Training Performance Engineer - Acceleration
Description
Kaiko is building a next-generation agentic clinical AI assistant that helps clinicians reason across patient data, guidelines, and diagnostics. Kaiko trains its own foundation models for clinical work. The program runs on open-weight MoE bases in the hundreds-of-billions to trillion-parameter range. You own throughput on our Blackwell training cluster — instrument runs, identify utilization gaps, and ship optimizations that push MFU, wall-clock, and uptime. You work alongside research as new architectures and phases land on the cluster.

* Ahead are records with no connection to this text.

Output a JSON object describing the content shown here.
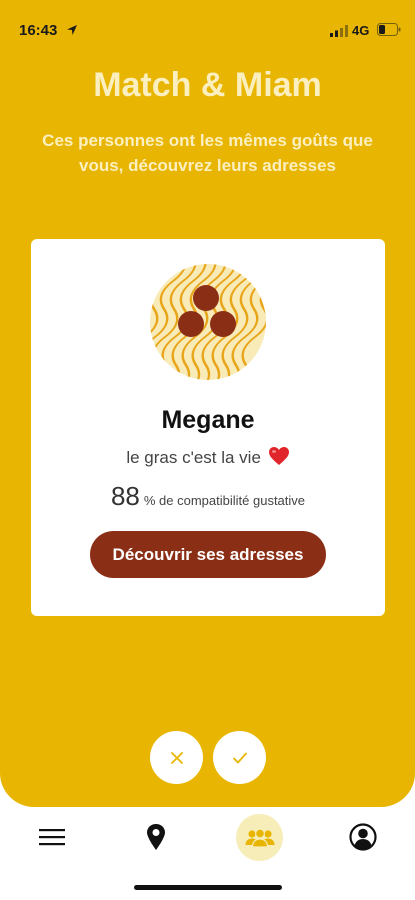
{
  "status_bar": {
    "time": "16:43",
    "network": "4G"
  },
  "header": {
    "title": "Match & Miam",
    "subtitle": "Ces personnes ont les mêmes goûts que vous, découvrez leurs adresses"
  },
  "profile_card": {
    "name": "Megane",
    "bio": "le gras c'est la vie",
    "compatibility_value": "88",
    "compatibility_label": "% de compatibilité gustative",
    "cta_label": "Découvrir ses adresses"
  },
  "actions": {
    "reject_icon": "close-icon",
    "accept_icon": "check-icon"
  },
  "tab_bar": {
    "items": [
      {
        "icon": "menu-icon",
        "active": false
      },
      {
        "icon": "map-pin-icon",
        "active": false
      },
      {
        "icon": "users-icon",
        "active": true
      },
      {
        "icon": "user-circle-icon",
        "active": false
      }
    ]
  },
  "colors": {
    "background": "#E8B602",
    "header_text": "#FBEFC0",
    "cta": "#8B2E16",
    "avatar_dots": "#8B2E16",
    "active_tab_bg": "#F6EDB8"
  }
}
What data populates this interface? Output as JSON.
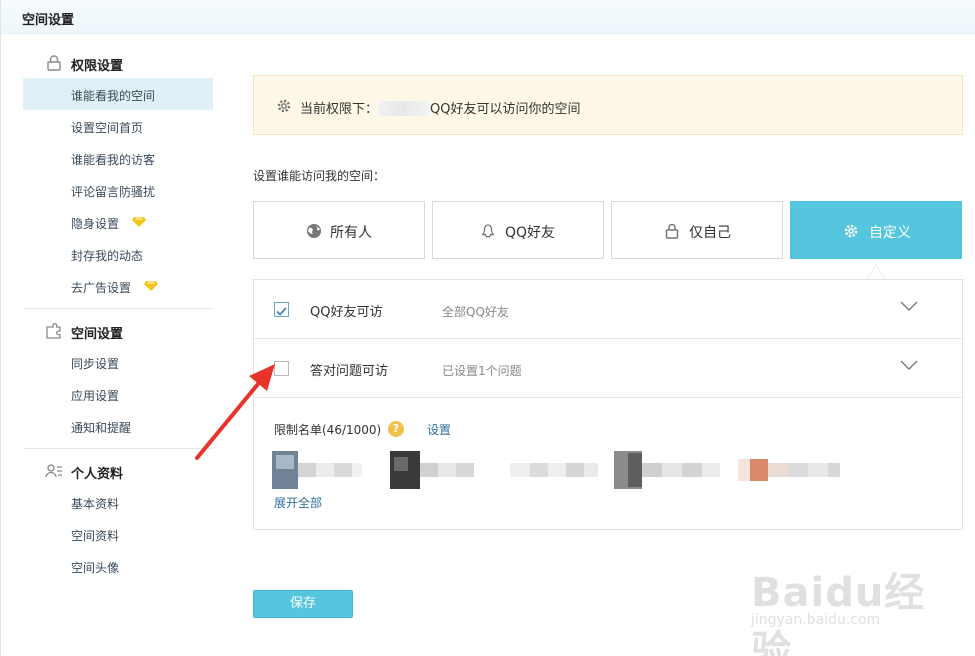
{
  "topbar": {
    "title": "空间设置"
  },
  "sidebar": {
    "sections": [
      {
        "label": "权限设置",
        "icon": "lock-icon",
        "items": [
          "谁能看我的空间",
          "设置空间首页",
          "谁能看我的访客",
          "评论留言防骚扰",
          "隐身设置",
          "封存我的动态",
          "去广告设置"
        ]
      },
      {
        "label": "空间设置",
        "icon": "puzzle-icon",
        "items": [
          "同步设置",
          "应用设置",
          "通知和提醒"
        ]
      },
      {
        "label": "个人资料",
        "icon": "profile-icon",
        "items": [
          "基本资料",
          "空间资料",
          "空间头像"
        ]
      }
    ],
    "active_item": "谁能看我的空间",
    "vip_items": [
      "隐身设置",
      "去广告设置"
    ]
  },
  "notice": {
    "prefix": "当前权限下：",
    "suffix": "QQ好友可以访问你的空间"
  },
  "access": {
    "label": "设置谁能访问我的空间：",
    "options": [
      {
        "label": "所有人",
        "icon": "globe-icon"
      },
      {
        "label": "QQ好友",
        "icon": "friends-icon"
      },
      {
        "label": "仅自己",
        "icon": "lock-icon"
      },
      {
        "label": "自定义",
        "icon": "gear-icon"
      }
    ],
    "selected": "自定义"
  },
  "custom": {
    "rows": [
      {
        "name": "QQ好友可访",
        "desc": "全部QQ好友",
        "checked": true
      },
      {
        "name": "答对问题可访",
        "desc": "已设置1个问题",
        "checked": false
      }
    ],
    "limit_label": "限制名单(46/1000)",
    "help": "?",
    "set_link": "设置",
    "expand_link": "展开全部"
  },
  "save_label": "保存",
  "watermark": {
    "logo": "Baidu经验",
    "url": "jingyan.baidu.com"
  },
  "colors": {
    "accent": "#55c6de",
    "notice_bg": "#fdf8e8",
    "annotation_arrow": "#e8332a",
    "vip_gem": "#f5c518"
  }
}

You will be based in either The Netherlands or Switzerland, with the expectation of spending at least 50% of your time at the office.
Responsibilities
- Instrument and analyze runs — MFU, throughput, uptime — and close gaps against predicted wall-clocks.
- Benchmark NCCL collectives over InfiniBand and NVLink — including rail/topology behaviour and congestion at scale, and keep a current picture of what the fabric delivers.
- Drive low-precision training in our stack and validate the speed-up.
- Tune MoE parallelism (TP / PP / CP / EP / DP) per phase and characterise expert-parallel comm cost on the cluster fabric.
- Land custom attention-variant kernels (e.g. hybrid, latent-attention) into the training stack.
Qualifications
- Deep GPU systems experience, with kernel-level CUDA / Triton work and comfort with CUTLASS, Flash Attention, Pytorch and Nsight profiling.
- Production experience with NCCL on InfiniBand or equivalent high-bandwidth interconnects.
- Parallelism literacy: TP / PP / CP / EP / DP under memory, comm, and MFU constraints.
- Tracks the relevant systems literature and brings it into the stack.
Nice to have:
- Low-precision training (FP8, expert-only quant, dynamic loss scaling).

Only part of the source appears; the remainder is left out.